Anche il delegato dell’Anci per la finanza locale, e sindaco di Novara, Alessandro Canelli ha sottolineato i diversi “rischi” della manovra al governo, affermando che: “Ulteriori ipotesi di tagli sul comparto dei Comuni, o comunque di richiesta di contributo per il risanamento della finanza pubblica, diventerebbero veramente estremamente gravosi, soprattutto per tutta una serie di enti che hanno già difficoltà e sono già in crisi di vario genere”.
“I Comuni nell'ultimo decennio hanno già imboccato la strada di forte contenimento e di grande attenzione sulla spesa, di fatto stiamo già facendo quanto richiesto dall'Europa. Il peso della spesa pubblica dei Comuni sul totale è passato dall'8,2% nel 2011 al 6,5% attuale e il deficit dal 3% all'1,5%”, ha aggiunto Canelli.
Inoltre, ha ricordato al governo che per gli obiettivi di contenimento della spesa pubblica i Comuni “hanno già dato circa 14 miliardi di euro”, compresi altri 6 del Fondo crediti “di dubbia esigibilità”. Dunque per Canelli, i Comuni hanno già fatto il “loro lavoro.” “Stiamo facendo il nostro lavoro anche sulla realizzazione del Pnrr, pur con tutte le difficoltà che un piano straordinario di questo genere", ha aggiunto.
Infine, ha concluso: “Un'ipotesi discussa con il ministro dell'Economia riguarda la possibilità di prevedere un accantonamento sulla parte corrente dei bilanci comunali, così una volta accertato che non ci sono necessità, si possa spendere per investimenti.

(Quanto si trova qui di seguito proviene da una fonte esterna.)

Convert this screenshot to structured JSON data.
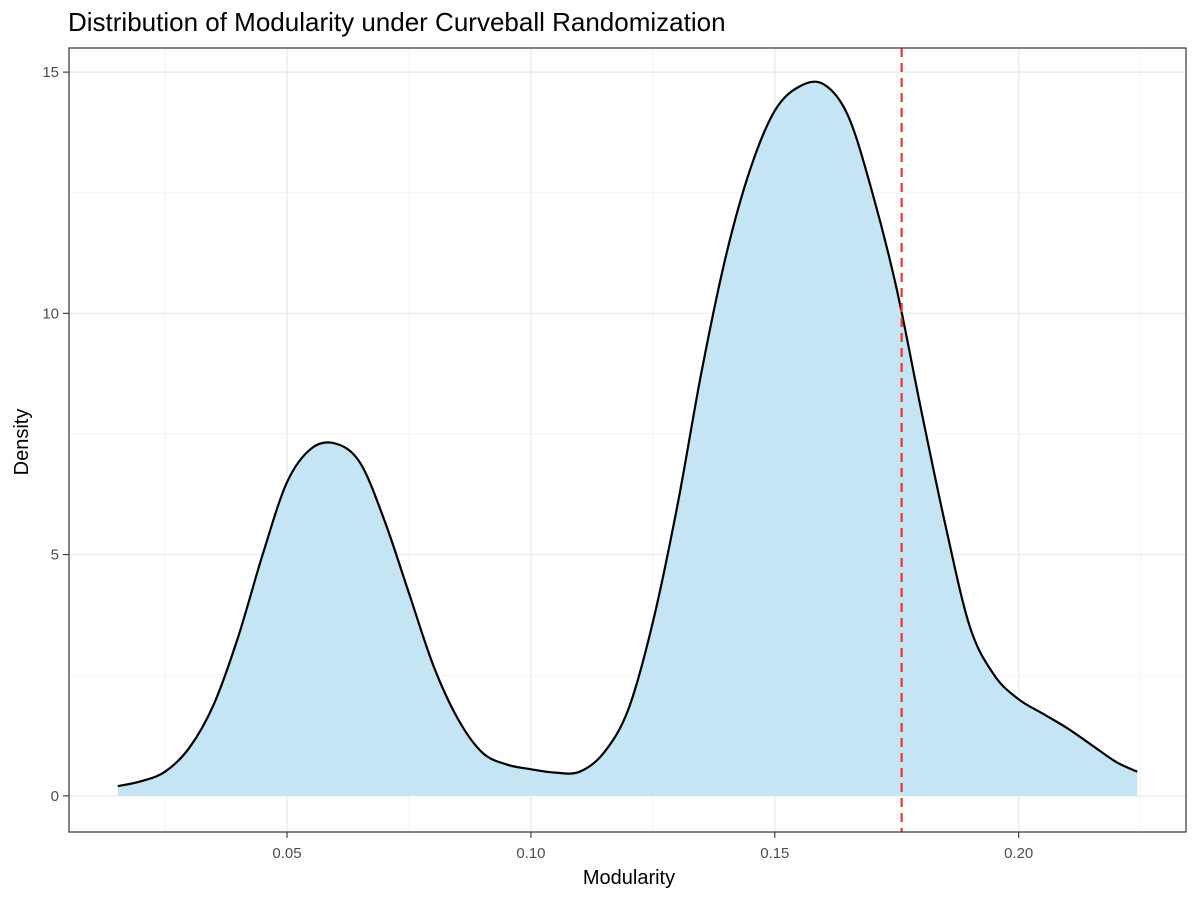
{
  "chart_data": {
    "type": "area",
    "title": "Distribution of Modularity under Curveball Randomization",
    "xlabel": "Modularity",
    "ylabel": "Density",
    "xlim": [
      0.0053,
      0.2343
    ],
    "ylim": [
      -0.75,
      15.5
    ],
    "x_ticks": [
      0.05,
      0.1,
      0.15,
      0.2
    ],
    "x_tick_labels": [
      "0.05",
      "0.10",
      "0.15",
      "0.20"
    ],
    "y_ticks": [
      0,
      5,
      10,
      15
    ],
    "y_tick_labels": [
      "0",
      "5",
      "10",
      "15"
    ],
    "grid": true,
    "legend": "none",
    "fill_color": "#c5e5f4",
    "line_color": "#000000",
    "reference_line": {
      "x": 0.176,
      "color": "#ee3333",
      "style": "dashed"
    },
    "series": [
      {
        "x": [
          0.0153,
          0.02,
          0.025,
          0.03,
          0.035,
          0.04,
          0.045,
          0.05,
          0.055,
          0.06,
          0.065,
          0.07,
          0.075,
          0.08,
          0.085,
          0.09,
          0.095,
          0.1,
          0.105,
          0.11,
          0.115,
          0.12,
          0.125,
          0.13,
          0.135,
          0.14,
          0.145,
          0.15,
          0.155,
          0.16,
          0.165,
          0.17,
          0.175,
          0.18,
          0.185,
          0.19,
          0.195,
          0.2,
          0.205,
          0.21,
          0.215,
          0.22,
          0.2243
        ],
        "y": [
          0.2,
          0.3,
          0.5,
          1.0,
          1.9,
          3.3,
          5.0,
          6.5,
          7.2,
          7.3,
          6.9,
          5.7,
          4.2,
          2.7,
          1.6,
          0.9,
          0.65,
          0.55,
          0.48,
          0.5,
          0.9,
          1.8,
          3.6,
          6.0,
          8.8,
          11.2,
          13.0,
          14.2,
          14.7,
          14.75,
          14.1,
          12.5,
          10.5,
          8.0,
          5.6,
          3.5,
          2.5,
          2.0,
          1.7,
          1.4,
          1.05,
          0.7,
          0.5
        ]
      }
    ]
  }
}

Anche questo sarebbe un limite importante per la spesa sul sociale e sui servizi, mettendo in difficoltà tantissimi Comuni”.
Anche le Regioni non hanno approvato l’ipotesi dei tagli, soprattutto se il campo è quello della “sanità”. "La spesa sanitaria per le Regioni è fondamentale. È indubbio che il rapporto tra spesa e Pil è un rapporto che dobbiamo cercare di tenere il più alto possibile, quindi quel 6,4% del 2024 per noi è un dato di partenza”, ha commentato Marco Alparone, coordinatore della commissione Affari finanziari della Conferenza delle Regioni e Province autonome.
Per Alparone, l'obiettivo è che “il 6,4% cresca”, perché ritengono che “che una maggiore flessibilità sull'utilizzo dei fondi in funzione dei bisogni che ogni regione ha permetterebbe di ottimizzare la risposta ai cittadini al meglio. Sappiamo che c'è la volontà di aumentare le risorse sulla spesa sanitaria”.
Invece, secondo i rappresentanti della Corte dei Conti, “il crescente ricorso a riduzioni di spese già autorizzate per il finanziamento di nuovi interventi, che ha contrassegnato la gestione di bilancio negli ultimi esercizi, rappresenta un segnale positivo. Da questo punto di vista importante saràdare concretezza alla revisione delle spese fiscali, prefigurandone una modifica anche su base pluriennale, in grado di orientare le aspettative di famiglie e imprese”.